The competing elements may originate in different positions in English.
Thus,
(38) However, no ill effects have been seen so far in these patients. (i111)
has a propositional part with a negated subject and the temporal adjunct with
new information before the local adverbial with given information. The
German translation
(39) Bisher sind aber solche negativen Effekte noch bei keinem Patienten
beobachtet worden.
presents the temporal adjunct in initial position and uses the connector
internally. The basic word order would have been:
(40) #Solche negativen Effekte sind aber bisher noch bei keinem Patienten
beobachtet worden.
As the subject of the German version is not negated, it presents merely given
information. Placing it into the lowest position of the information structure
yields a more balanced information structure.
In many cases we find the subject restructured even more radically in the
translation. Compare
(41) However, modern theories of the deep interior of Jupiter […] suggest
that […] (j31)
which is translated as
(42) Aus neueren Annahmen über das Jupiterinnere […] folgt aber, dass […]
The subject of the original is restructured as a prepositional object, and is placed
initially in line with its contrastive discourse link; the adversative connector
follows sentence internally.
Another case of restructuring is due to the reduction of cleft(-like) sentences, that is, of sentences with extra copular clauses (see Doherty 2001). Thus, in
(43) But one difference between the Earth and Jupiter is that […] (j67)
the main clause is reduced to an adverbial prepositional phrase:
Discourse relators and the beginnings of sentences 235
(44) Im Unterschied zur Erde scheint jedoch […]
The subject of the main clause is changed into an adverbial, its contrastive
discourse function locates the adversative connector sentence internally.

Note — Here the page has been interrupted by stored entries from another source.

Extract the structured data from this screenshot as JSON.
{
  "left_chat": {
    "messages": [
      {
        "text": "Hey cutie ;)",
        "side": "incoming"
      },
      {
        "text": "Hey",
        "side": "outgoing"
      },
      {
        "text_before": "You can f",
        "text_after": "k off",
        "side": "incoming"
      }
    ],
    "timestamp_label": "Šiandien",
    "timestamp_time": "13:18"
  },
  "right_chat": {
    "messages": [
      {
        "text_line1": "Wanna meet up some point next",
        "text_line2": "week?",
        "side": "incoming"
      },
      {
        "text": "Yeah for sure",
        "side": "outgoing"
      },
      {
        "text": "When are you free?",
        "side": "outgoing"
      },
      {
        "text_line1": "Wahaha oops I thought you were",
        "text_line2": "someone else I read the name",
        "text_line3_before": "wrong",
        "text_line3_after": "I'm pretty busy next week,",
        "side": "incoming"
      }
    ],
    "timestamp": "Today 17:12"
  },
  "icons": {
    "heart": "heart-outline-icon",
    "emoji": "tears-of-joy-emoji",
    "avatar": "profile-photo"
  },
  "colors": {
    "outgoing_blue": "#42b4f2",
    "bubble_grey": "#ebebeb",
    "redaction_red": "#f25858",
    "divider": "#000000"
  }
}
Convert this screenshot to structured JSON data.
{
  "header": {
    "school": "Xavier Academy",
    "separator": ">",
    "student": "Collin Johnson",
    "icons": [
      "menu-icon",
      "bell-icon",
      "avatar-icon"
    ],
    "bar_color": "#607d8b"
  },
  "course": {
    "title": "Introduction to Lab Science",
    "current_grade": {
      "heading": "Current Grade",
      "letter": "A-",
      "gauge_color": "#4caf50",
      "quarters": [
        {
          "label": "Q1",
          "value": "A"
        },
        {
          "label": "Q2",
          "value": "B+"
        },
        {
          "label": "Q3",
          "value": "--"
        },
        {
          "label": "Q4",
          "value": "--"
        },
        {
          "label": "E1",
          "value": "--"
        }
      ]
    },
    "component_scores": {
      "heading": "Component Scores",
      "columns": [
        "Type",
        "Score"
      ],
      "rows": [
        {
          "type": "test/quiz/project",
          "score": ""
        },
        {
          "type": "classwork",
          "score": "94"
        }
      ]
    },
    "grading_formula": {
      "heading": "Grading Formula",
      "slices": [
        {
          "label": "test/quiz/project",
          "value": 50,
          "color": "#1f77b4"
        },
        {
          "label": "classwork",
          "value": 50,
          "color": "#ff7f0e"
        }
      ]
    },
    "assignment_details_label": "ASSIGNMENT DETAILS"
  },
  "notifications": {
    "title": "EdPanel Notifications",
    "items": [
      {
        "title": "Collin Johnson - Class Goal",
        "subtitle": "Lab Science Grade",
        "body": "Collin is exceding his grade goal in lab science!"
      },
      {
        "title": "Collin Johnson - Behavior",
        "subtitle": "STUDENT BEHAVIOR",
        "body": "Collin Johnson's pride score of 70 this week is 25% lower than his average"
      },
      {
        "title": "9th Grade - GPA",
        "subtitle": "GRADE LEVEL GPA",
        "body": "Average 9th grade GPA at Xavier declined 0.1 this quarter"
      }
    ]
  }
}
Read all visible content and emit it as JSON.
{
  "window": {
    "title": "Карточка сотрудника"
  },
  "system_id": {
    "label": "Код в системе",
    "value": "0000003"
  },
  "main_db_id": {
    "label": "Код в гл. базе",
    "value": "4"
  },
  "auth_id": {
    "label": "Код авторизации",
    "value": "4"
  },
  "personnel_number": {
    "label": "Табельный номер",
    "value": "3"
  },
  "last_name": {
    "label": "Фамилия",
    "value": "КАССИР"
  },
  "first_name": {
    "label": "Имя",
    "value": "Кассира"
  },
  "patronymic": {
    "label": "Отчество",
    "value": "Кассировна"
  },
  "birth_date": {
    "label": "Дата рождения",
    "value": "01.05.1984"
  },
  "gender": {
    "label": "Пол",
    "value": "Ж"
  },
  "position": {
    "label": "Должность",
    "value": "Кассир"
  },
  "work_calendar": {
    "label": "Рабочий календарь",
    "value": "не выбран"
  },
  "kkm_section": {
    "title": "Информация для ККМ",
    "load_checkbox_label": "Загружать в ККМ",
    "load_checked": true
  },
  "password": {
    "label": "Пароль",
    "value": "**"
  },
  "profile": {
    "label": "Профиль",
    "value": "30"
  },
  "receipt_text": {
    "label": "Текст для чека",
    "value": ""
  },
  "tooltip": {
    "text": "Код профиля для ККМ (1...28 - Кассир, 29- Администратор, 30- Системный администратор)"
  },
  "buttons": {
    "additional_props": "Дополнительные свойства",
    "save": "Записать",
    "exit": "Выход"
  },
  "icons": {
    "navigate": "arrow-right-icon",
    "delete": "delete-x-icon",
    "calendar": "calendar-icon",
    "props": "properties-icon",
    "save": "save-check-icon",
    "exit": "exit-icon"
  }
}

The restructuring may involve even more elements of the sentence. Thus,
(45) But additional material is injected volcanically from the mantle, beneath
the Earth’s crust, along the active mid-oceanic ridges. (s26)
is translated as
(46) Entlang der aktiven mittelozeanischen Rücken kommt jedoch zusätzlich
vulkanisches Material aus dem Mantel unterhalb der Erdkruste ins Meer.
As ‘volcanically’ is a lexical gap in German, the modifiers of the original have
been exchanged in the translation. The chain of prepositional phrases has been
broken up to place one of the phrases at the beginning of the translation.8 But
as the local adverbial is new information, the adversative connector is assigned
to an internal position.
Another case of restructuring is illustrated by
(47) But we do not know how patients would respond […] (i96)
which is presented impersonally in the translation
(48) Es ist aber nicht bekannt, wie […]
As the initial pronoun itself does not carry any meaning, we might expect the
connector to be used initially. But the placeholder subject is a syntactic trace of
the extraposed subject clause with all its new information, pushing the connector further down in the sentence.9
Preposed material may also originate in a complement clause, as in the
following example
(49) But it is difficult to work out just how much fresh, as opposed to recirculated material, comes out from the vents in the mid-oceanic ridges. (s28)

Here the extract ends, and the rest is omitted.